Companies are already testing driverless trucks on America's roads. The technology will bring untold profits, but it may cost thousands of truckers their livelihoods.
You know that universal sign we give truckers, hoping they'll sound their air horns? Well, you're gonna be hearing a lot less honking in the future. And with good reason. The absence of an actual driver in the cab. We may focus on the self-driving car, but autonomous trucking is not an if, it's a when. And the when is coming sooner than you might expect. As we first reported last year, companies have been quietly testing their prototypes on public roads. Right now there's a high-stakes, high-speed race pitting the usual suspects - Google and Tesla and other global tech firms - against start-ups smelling opportunity. The driverless-semi will convulse the trucking sector and the two million American drivers who turn a key and maneuver their big rig every day. And the winners of this derby, they may be poised to make untold billions; they'll change the U.S. transportation grid; and they will emerge as the new kings of the road.

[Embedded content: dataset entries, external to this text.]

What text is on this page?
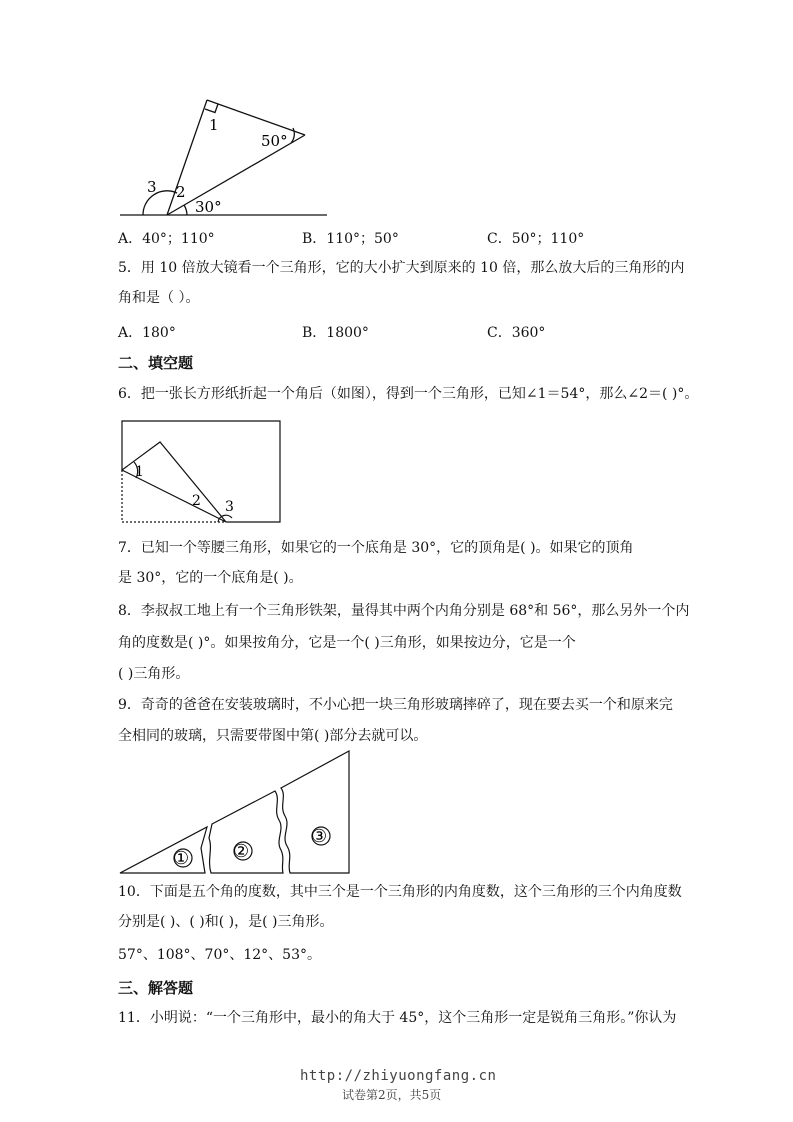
1
50°
2
3
30°
A．40°；110°	B．110°；50°	C．50°；110°
5．用 10 倍放大镜看一个三角形，它的大小扩大到原来的 10 倍，那么放大后的三角形的内
角和是（ ）。
A．180°	B．1800°	C．360°
二、填空题
6．把一张长方形纸折起一个角后（如图），得到一个三角形，已知∠1＝54°，那么∠2＝( )°。
1
2 3
7．已知一个等腰三角形，如果它的一个底角是 30°，它的顶角是( )。如果它的顶角
是 30°，它的一个底角是( )。
8．李叔叔工地上有一个三角形铁架，量得其中两个内角分别是 68°和 56°，那么另外一个内
角的度数是( )°。如果按角分，它是一个( )三角形，如果按边分，它是一个
( )三角形。
9．奇奇的爸爸在安装玻璃时，不小心把一块三角形玻璃摔碎了，现在要去买一个和原来完
全相同的玻璃，只需要带图中第( )部分去就可以。
① ②
③
10．下面是五个角的度数，其中三个是一个三角形的内角度数，这个三角形的三个内角度数
分别是( )、( )和( )，是( )三角形。
57°、108°、70°、12°、53°。
三、解答题
11．小明说：“一个三角形中，最小的角大于 45°，这个三角形一定是锐角三角形。”你认为
http://zhiyuongfang.cn
试卷第2页，共5页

It's one of the great touchstones of Americana: the romance and possibility of the open road. All hail the 18-wheeler hugging those asphalt ribbons, transporting all of our stuff across the fruited plains, from sea to shining sea. Though we may not give it a second thought when we click that free shipping icon, truckers move 70% of the nation's goods. But trucking cut a considerably different figure in the summer of 2019 on the Florida Turnpike. Starsky Robotics, then a tech startup, may have been driving in the right lane, but they passed the competition with 35,000 pounds of steel thundering down a busy highway with nobody behind the wheel. The test was a milestone. Starsky was the first company to put a truck on an open highway without a human on board. Everyone else in the game with the know-how keeps a warm body in the cab as backup. For now, anyway. If you didn't hear about this, you're not alone; in Jacksonville, we talked to Jeff Widdows, his son Tanner, Linda Allen and Eric Richardson - all truckers; and all astonished to learn how far this technology has come.